Visibility must be continuous, automated, and forward looking, encompassing human and non-human identities, AI agents, OAuth grants, and relationship paths that create unintended privilege. Organizations must identify and eliminate risky access chains before they are exploited to stay ahead of modern intrusions.

Here’s how:

  • Know what exists: Most enterprises manage a fraction of their actual identity footprint. A credible inventory must include service accounts, API keys, machine credentials, vendor access, CI/CD tokens, and AI agents.
  • Map relationships, not just accounts: Accounts are rarely dangerous in isolation. Risk emerges from nested groups, inherited roles, cross-platform federation, and trust chains. If you can’t trace the path from a dormant contractor account to a critical asset, you can’t defend it.
  • Treat non-human identities as paramount: They rarely expire and are frequently overprivileged at creation. Though they’re seldom reviewed, they deserve the same governance rigor that’s applied to human accounts.
  • Make visibility behavioral: Structural access data is foundational. Behavioral baselines turn that data into an early warning. When a service account begins querying unfamiliar systems, or a vendor credential deviates from established patterns, that signal must surface before damage occurs.
  • Extend visibility across vendors and environments: A third-party credential outside of your monitoring perimeter is still inside your risk profile.

The bottom line: Visibility (or the lack thereof) decides the efficacy of your identity governance program

The definition of identity is expanding, shaped by multi-cloud adoption, software supply chains, and autonomous AI agents.
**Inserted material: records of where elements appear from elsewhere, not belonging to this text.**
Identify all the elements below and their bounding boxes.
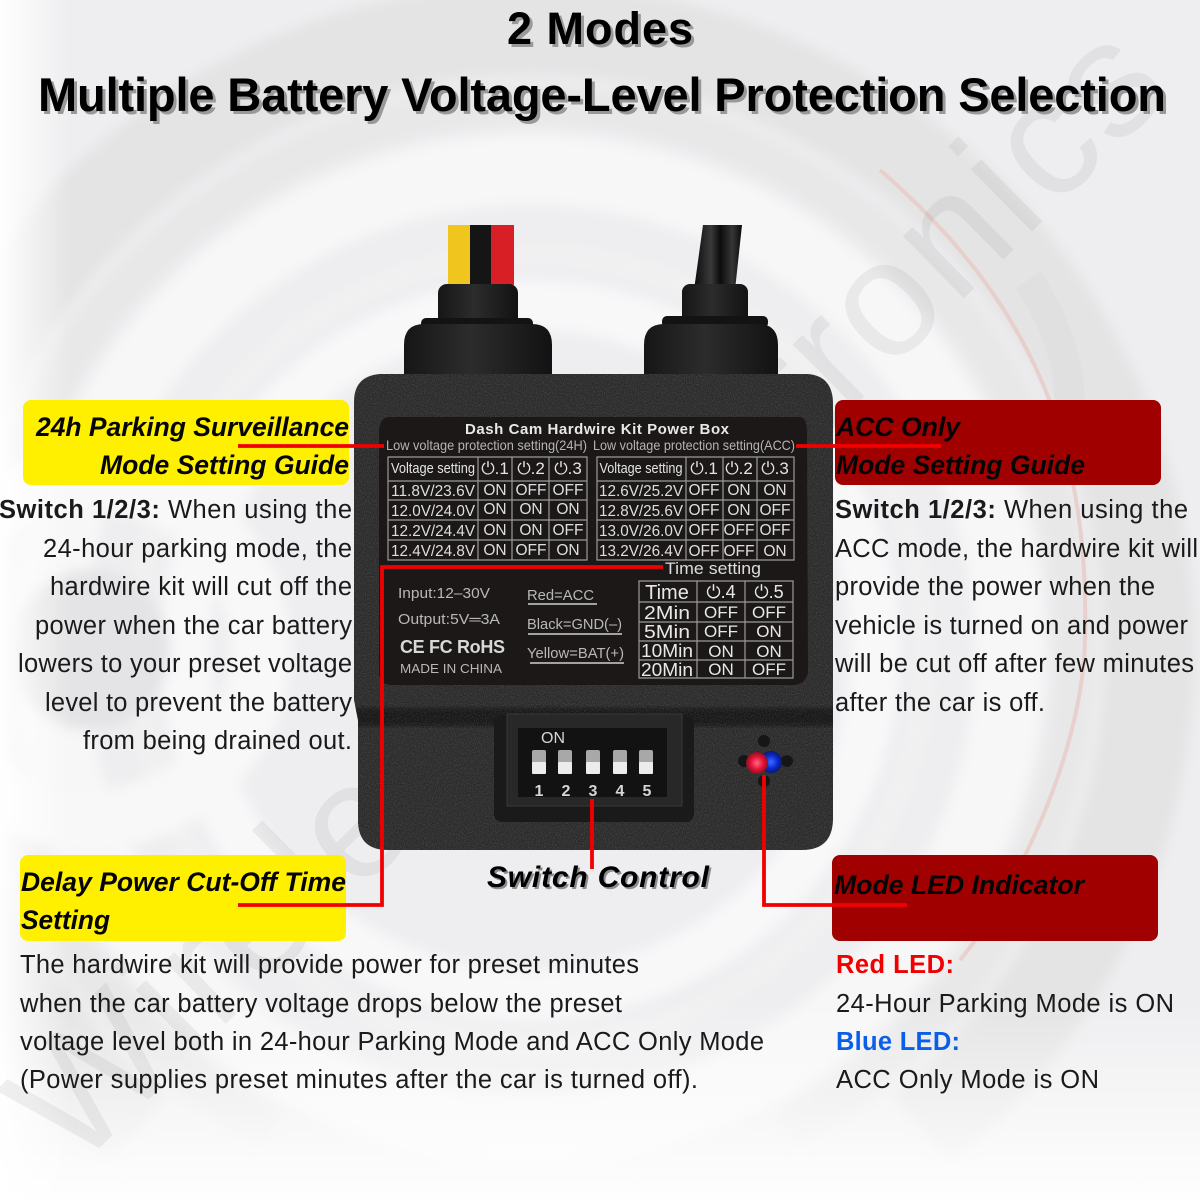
label: 24h parking guide: 24h Parking Surveillance	[35, 412, 349, 442]
text: delay description	[19, 951, 764, 1094]
text: ACC description: vehicle is turned on and power	[835, 612, 1188, 640]
switch numbers: 5	[643, 783, 652, 800]
time setting heading: Time setting	[665, 560, 761, 578]
table: ACC voltage: OFF	[724, 543, 754, 560]
text: delay description: The hardwire kit will provide power for preset minutes	[20, 951, 639, 979]
switches	[532, 750, 653, 774]
text: 24h parking description: power when the car battery	[35, 612, 352, 640]
table: ACC voltage: OFF	[688, 482, 720, 499]
table: ACC voltage: 13.0V/26.0V	[599, 523, 684, 540]
plate subtitles: Low voltage protection setting(ACC)	[593, 437, 795, 453]
text: LED legend: Blue LED:	[836, 1028, 960, 1056]
switch numbers: 2	[562, 783, 571, 800]
table: delay time: ON	[708, 660, 734, 679]
text: ACC description: after the car is off.	[835, 689, 1045, 717]
specs: Output:5V═3A	[398, 612, 500, 628]
label: 24h parking guide: Mode Setting Guide	[100, 450, 349, 480]
table: ACC voltage	[597, 457, 794, 560]
text: delay description: voltage level both in 24-hour Parking Mode and ACC Only Mode	[20, 1028, 764, 1056]
table: 24H voltage: 12.0V/24.0V	[391, 503, 476, 520]
table: ACC voltage: OFF	[688, 522, 720, 539]
table: ACC voltage: ON	[763, 482, 787, 499]
table: 24H voltage: ⏻.3	[554, 459, 582, 478]
table: ACC voltage: OFF	[688, 543, 720, 560]
label: ACC only guide: ACC Only	[835, 412, 962, 442]
text: ACC description: will be cut off after few minutes	[834, 650, 1194, 678]
table: 24H voltage: ON	[483, 522, 507, 539]
switch numbers: 3	[589, 783, 598, 800]
table: ACC voltage: ON	[763, 543, 787, 560]
wire legend: Red=ACC	[527, 588, 594, 604]
table: ACC voltage: OFF	[688, 502, 720, 519]
table: ACC voltage: ⏻.2	[725, 459, 753, 478]
label: switch control: Switch Control	[489, 863, 712, 896]
label plate	[379, 417, 808, 685]
text: LED legend	[836, 951, 1174, 1094]
title: Multiple Battery Voltage-Level Protection Selection	[38, 68, 1166, 121]
table: delay time	[639, 581, 793, 680]
table: 24H voltage: ON	[556, 542, 580, 559]
plate subtitles	[386, 437, 795, 453]
text: 24h parking description	[0, 496, 352, 755]
DIP switch block: ON	[541, 730, 565, 747]
text: 24h parking description: hardwire kit will cut off the	[50, 573, 352, 601]
specs: Input:12–30V	[398, 586, 490, 602]
callout lines	[238, 446, 941, 905]
table: delay time: 2Min	[644, 603, 690, 623]
icon: LED indicator	[738, 735, 793, 787]
table: ACC voltage: ON	[727, 482, 751, 499]
hardwire kit power box	[350, 225, 840, 850]
table: 24H voltage: ON	[519, 501, 543, 518]
table: 24H voltage: 12.4V/24.8V	[391, 543, 476, 560]
plate subtitles: Low voltage protection setting(24H)	[386, 437, 587, 453]
table: 24H voltage: OFF	[516, 482, 546, 499]
table: 24H voltage: ON	[556, 501, 580, 518]
text: ACC description	[834, 496, 1198, 717]
table: 24H voltage	[388, 457, 587, 560]
table: delay time: ⏻.4	[706, 582, 736, 602]
table: 24H voltage: ⏻.1	[481, 459, 509, 478]
label: mode LED indicator: Mode LED Indicator	[834, 870, 1085, 900]
cables	[448, 225, 742, 290]
table: 24H voltage: OFF	[552, 482, 584, 499]
table: 24H voltage: ON	[483, 501, 507, 518]
specs: CE FC RoHS	[400, 637, 505, 657]
table: delay time: 5Min	[644, 622, 690, 642]
table: delay time: OFF	[752, 660, 786, 679]
label: delay power cut-off	[20, 855, 346, 941]
table: delay time: ON	[756, 642, 782, 661]
table: 24H voltage: 11.8V/23.6V	[391, 483, 476, 500]
table: ACC voltage: ⏻.3	[761, 459, 789, 478]
label: ACC only guide	[835, 400, 1161, 485]
table: ACC voltage: 13.2V/26.4V	[599, 543, 684, 560]
text: LED legend: Red LED:	[836, 951, 954, 979]
table: ACC voltage: ON	[727, 502, 751, 519]
label: delay power cut-off: Delay Power Cut-Off Time	[21, 867, 346, 897]
label: ACC only guide: Mode Setting Guide	[836, 450, 1085, 480]
table: 24H voltage: ON	[483, 542, 507, 559]
text: LED legend: 24-Hour Parking Mode is ON	[836, 990, 1174, 1018]
switch numbers: 4	[616, 783, 625, 800]
table: ACC voltage: 12.8V/25.6V	[599, 503, 684, 520]
table: delay time: 10Min	[641, 641, 693, 661]
wire legend	[527, 588, 624, 663]
specs	[398, 586, 505, 676]
text: 24h parking description: from being drained out.	[83, 727, 352, 755]
table: 24H voltage: OFF	[552, 522, 584, 539]
table: delay time: ON	[756, 622, 782, 641]
text: ACC description: provide the power when the	[835, 573, 1155, 601]
label: 24h parking guide	[23, 400, 349, 485]
switch numbers: 1	[535, 783, 544, 800]
table: 24H voltage: ON	[483, 482, 507, 499]
table: delay time: ⏻.5	[754, 582, 784, 602]
text: 24h parking description: lowers to your preset voltage	[18, 650, 352, 678]
title: 2 Modes	[510, 6, 696, 57]
text: 24h parking description: level to prevent the battery	[45, 689, 352, 717]
text: delay description: (Power supplies preset minutes after the car is turned off).	[20, 1066, 698, 1094]
table: 24H voltage: ON	[519, 522, 543, 539]
title	[38, 3, 1169, 124]
text: ACC description: Switch 1/2/3: When using the	[835, 496, 1188, 524]
text: delay description: when the car battery voltage drops below the preset	[19, 990, 622, 1018]
label: delay power cut-off: Setting	[21, 905, 110, 935]
wire legend: Yellow=BAT(+)	[527, 646, 624, 662]
table: 24H voltage: 12.2V/24.4V	[391, 523, 476, 540]
table: ACC voltage: 12.6V/25.2V	[599, 483, 684, 500]
text: ACC description: ACC mode, the hardwire kit will	[835, 535, 1198, 563]
enclosure	[350, 374, 840, 850]
table: delay time: OFF	[752, 603, 786, 622]
table: 24H voltage: Voltage setting	[391, 460, 475, 477]
text: 24h parking description: Switch 1/2/3: When using the	[0, 496, 352, 524]
plate title: Dash Cam Hardwire Kit Power Box	[465, 421, 730, 438]
table: delay time: Time	[645, 582, 689, 604]
table: ACC voltage: OFF	[760, 522, 790, 539]
specs: MADE IN CHINA	[400, 661, 502, 676]
wire legend: Black=GND(–)	[527, 617, 622, 633]
table: ACC voltage: ⏻.1	[690, 459, 718, 478]
label: switch control: Switch Control	[487, 861, 710, 894]
table: ACC voltage: Voltage setting	[600, 460, 682, 477]
table: delay time: ON	[708, 642, 734, 661]
text: LED legend: ACC Only Mode is ON	[836, 1066, 1099, 1094]
table: delay time: OFF	[704, 603, 738, 622]
label: mode LED indicator	[832, 855, 1158, 941]
strain relief right	[644, 284, 778, 376]
switch numbers	[535, 783, 652, 800]
table: 24H voltage: ⏻.2	[517, 459, 545, 478]
strain relief left	[404, 284, 552, 376]
table: ACC voltage: OFF	[724, 522, 754, 539]
table: 24H voltage: OFF	[516, 542, 546, 559]
text: 24h parking description: 24-hour parking mode, the	[43, 535, 352, 563]
table: ACC voltage: OFF	[760, 502, 790, 519]
title: Multiple Battery Voltage-Level Protection Selection	[41, 71, 1169, 124]
title: 2 Modes	[507, 3, 693, 54]
table: delay time: OFF	[704, 622, 738, 641]
DIP switch block	[494, 714, 694, 822]
table: delay time: 20Min	[641, 660, 693, 680]
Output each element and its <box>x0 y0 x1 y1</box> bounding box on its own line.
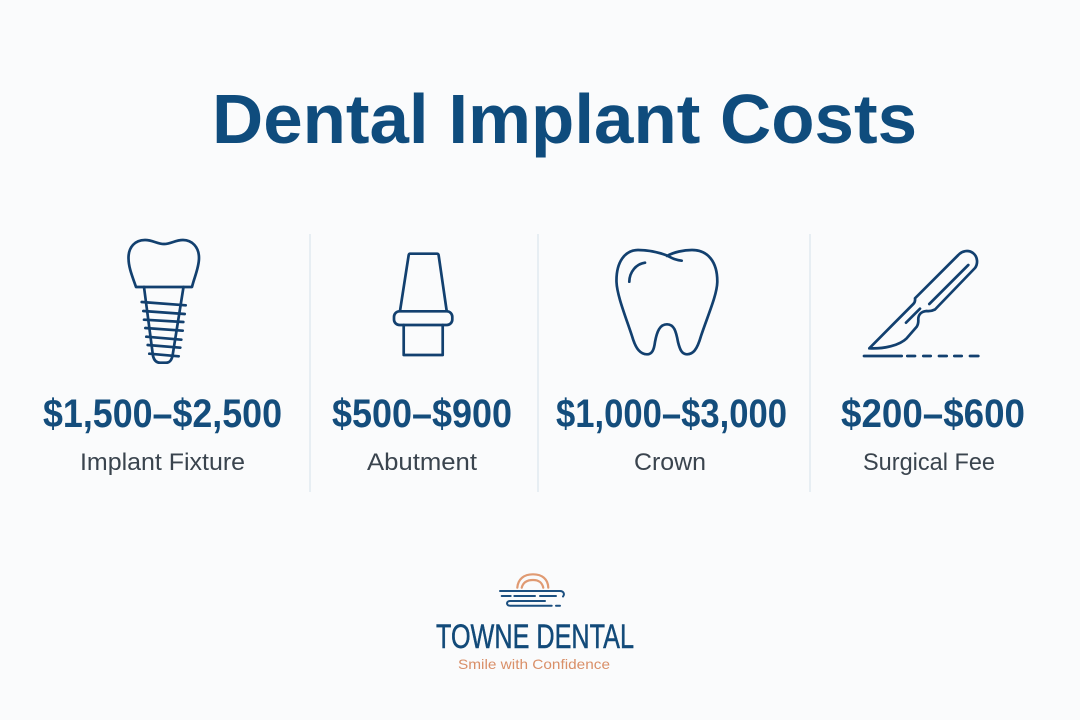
icon: implant <box>128 240 199 363</box>
panel: surgical fee <box>841 251 1025 476</box>
price: crown: $1,000–$3,000 <box>556 392 787 436</box>
icon: sun over water <box>500 574 564 606</box>
panel: implant fixture <box>43 240 282 476</box>
price: abutment: $500–$900 <box>332 392 512 436</box>
price: implant fixture: $1,500–$2,500 <box>43 392 282 436</box>
label: crown: Crown <box>634 449 706 476</box>
title: Dental Implant Costs <box>212 80 917 158</box>
panel: abutment <box>332 254 512 476</box>
icon: scalpel <box>864 251 978 356</box>
label: surgical fee: Surgical Fee <box>863 449 995 476</box>
tagline: Smile with Confidence <box>458 656 610 672</box>
price: surgical fee: $200–$600 <box>841 392 1025 436</box>
label: implant fixture: Implant Fixture <box>80 449 245 476</box>
brand name: TOWNE DENTAL <box>436 618 634 656</box>
logo: Towne Dental <box>436 574 634 672</box>
panel: crown <box>556 250 787 476</box>
label: abutment: Abutment <box>367 449 477 476</box>
icon: tooth <box>616 250 717 354</box>
icon: abutment <box>394 254 452 355</box>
Many enterprise security strategies were designed to repel attackers who charge the perimeter and trigger alerts. Against that pattern, they perform well.

However, attackers don’t need to bypass your security stack anymore. They just need to find the identity paths that will take them through it. When group memberships nest three or four layers deep, service accounts outlive the projects that created them, or vendor integrations carry inherited permissions, the result is an environment where every individual access grant looks legitimate even though it’s full of exploitable pathways. Governance, compliance, and enforcement can only function when grounded in a complete and continuously updated view of the estate. For most organizations, that view simply doesn’t exist.

The question is not whether blind spots exist in your identity estate. It is whether you find them before someone else does.